As for buyers, in many neighborhoods, there are plenty of buyers for vacant buildings, except that the LRA won’t sell. Why? HellifIno.
If that’s the mindset, citywide, that many owners simply don’t care about their properties, then we have a much bigger problem, one that the government can’t fix. As for the LRA just sitting on property, I’m just as confused as you are. In other cities, as close as Grafton, property gets sold for $1 (or some other token amount) with the requirement that it be fixed up / improved, and it happens. I can only guess that in searching for the ideal here, we’re missing the possible.
Rehabbing LRA properties are a lot tougher/more epxensive than you’d think if you believed all the comments about LRA on the internets.
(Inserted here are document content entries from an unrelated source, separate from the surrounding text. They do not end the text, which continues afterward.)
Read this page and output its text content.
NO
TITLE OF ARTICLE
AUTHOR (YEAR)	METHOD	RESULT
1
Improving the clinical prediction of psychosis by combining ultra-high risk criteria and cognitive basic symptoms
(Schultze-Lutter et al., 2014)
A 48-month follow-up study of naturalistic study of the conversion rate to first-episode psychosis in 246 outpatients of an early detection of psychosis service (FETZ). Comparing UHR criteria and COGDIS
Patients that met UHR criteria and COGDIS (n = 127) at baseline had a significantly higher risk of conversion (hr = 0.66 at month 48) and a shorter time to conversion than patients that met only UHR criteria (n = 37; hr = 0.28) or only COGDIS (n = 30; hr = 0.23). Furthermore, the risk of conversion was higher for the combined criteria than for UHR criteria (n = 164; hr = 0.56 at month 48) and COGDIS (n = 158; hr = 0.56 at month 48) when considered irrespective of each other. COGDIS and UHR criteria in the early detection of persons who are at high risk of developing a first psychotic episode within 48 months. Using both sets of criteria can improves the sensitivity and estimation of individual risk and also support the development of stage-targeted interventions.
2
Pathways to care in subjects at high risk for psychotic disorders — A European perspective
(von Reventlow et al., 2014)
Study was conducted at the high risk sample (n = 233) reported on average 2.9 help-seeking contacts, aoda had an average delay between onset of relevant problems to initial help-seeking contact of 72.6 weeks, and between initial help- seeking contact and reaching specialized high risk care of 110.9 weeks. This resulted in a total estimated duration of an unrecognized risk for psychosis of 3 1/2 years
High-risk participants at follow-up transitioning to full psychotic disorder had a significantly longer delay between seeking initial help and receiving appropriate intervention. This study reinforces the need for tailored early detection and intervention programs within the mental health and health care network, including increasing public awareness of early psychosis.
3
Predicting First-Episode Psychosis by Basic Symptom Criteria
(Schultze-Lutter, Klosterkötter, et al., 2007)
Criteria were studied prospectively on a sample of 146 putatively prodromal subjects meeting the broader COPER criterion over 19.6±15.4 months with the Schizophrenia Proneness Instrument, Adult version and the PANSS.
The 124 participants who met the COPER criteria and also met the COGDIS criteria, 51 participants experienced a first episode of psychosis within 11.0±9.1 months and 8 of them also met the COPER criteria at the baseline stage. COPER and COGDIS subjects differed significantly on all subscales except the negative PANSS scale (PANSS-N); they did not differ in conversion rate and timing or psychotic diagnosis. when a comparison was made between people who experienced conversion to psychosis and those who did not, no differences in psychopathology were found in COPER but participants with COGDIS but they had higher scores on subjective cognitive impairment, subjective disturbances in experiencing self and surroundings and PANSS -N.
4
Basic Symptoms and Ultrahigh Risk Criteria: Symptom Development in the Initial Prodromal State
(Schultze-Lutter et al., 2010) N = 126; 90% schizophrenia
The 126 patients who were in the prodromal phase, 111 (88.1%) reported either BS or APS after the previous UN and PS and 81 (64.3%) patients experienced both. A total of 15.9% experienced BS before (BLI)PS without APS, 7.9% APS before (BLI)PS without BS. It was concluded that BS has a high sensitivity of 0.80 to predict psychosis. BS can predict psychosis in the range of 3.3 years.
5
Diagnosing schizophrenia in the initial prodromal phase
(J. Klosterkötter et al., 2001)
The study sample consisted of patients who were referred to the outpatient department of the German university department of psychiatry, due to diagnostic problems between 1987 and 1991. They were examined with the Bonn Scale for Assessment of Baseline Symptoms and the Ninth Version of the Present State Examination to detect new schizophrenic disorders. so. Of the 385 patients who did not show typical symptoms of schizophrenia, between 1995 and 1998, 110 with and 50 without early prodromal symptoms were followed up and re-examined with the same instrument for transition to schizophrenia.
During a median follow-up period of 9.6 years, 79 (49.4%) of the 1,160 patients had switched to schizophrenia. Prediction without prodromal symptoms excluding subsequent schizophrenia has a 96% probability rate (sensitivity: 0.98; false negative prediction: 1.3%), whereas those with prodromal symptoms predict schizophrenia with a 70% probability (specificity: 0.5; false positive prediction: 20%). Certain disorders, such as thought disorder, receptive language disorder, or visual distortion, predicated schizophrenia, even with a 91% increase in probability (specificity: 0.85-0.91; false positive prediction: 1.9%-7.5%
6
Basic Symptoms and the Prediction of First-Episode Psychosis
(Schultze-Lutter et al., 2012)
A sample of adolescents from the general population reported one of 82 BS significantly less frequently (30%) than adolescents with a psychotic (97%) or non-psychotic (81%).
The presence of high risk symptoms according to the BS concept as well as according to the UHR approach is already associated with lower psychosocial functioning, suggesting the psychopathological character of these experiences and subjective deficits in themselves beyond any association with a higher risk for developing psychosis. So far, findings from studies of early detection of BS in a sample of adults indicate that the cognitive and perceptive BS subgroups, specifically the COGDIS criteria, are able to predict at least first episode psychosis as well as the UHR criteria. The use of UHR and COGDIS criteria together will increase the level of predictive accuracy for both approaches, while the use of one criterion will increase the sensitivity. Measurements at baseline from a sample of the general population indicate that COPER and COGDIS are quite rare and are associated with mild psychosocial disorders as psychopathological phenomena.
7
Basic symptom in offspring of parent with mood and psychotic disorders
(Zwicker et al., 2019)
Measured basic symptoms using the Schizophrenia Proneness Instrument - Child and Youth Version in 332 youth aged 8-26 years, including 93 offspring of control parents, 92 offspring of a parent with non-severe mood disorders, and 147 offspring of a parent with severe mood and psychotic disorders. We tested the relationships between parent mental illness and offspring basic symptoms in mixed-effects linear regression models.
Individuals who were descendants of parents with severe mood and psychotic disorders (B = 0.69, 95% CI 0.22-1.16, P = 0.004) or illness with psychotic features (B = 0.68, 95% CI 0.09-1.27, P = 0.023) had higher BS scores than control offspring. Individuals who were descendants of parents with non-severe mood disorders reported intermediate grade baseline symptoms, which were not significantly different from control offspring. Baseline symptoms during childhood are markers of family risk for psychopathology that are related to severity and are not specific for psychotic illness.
I will clarify, I have mentioned Stockholm previously showing the way urban planning dirives investment. This process is completely documented in a book by David Pass called Vallingby and Farsta. The book concerns the development of new suburban areas.
Trains were planned for these areas, public space, density and walkability created, as a result major department stores were attracted to these new developments. It is all documented in the book.
There are many other examples.
In contrast St. Louis lets money drive development, hence there is a fractured city plan that cannot account for the value of buildings such as Cupples. The carte blanche of Paul McKee on the Northside is the latest major example of what I guess we should call the “Father Biondi Syndrome” That is influential people with money, (even if most of it is public) are allowed to do as they wish to the determent of the city and those who live here.
What’s worse, the current planning process (or lack of one) is a recipe for failure, St. Louis is fighting headwinds as it allows “moneyed” types to do whatever they wish while destroying the texture and meaning of the city.
The destruction of Cupples warehouse is the visible result of a larger problem. Money is a tool just like a hammer or an M-16 rifle. All can be abused, but in the end, they are all creations of mankind.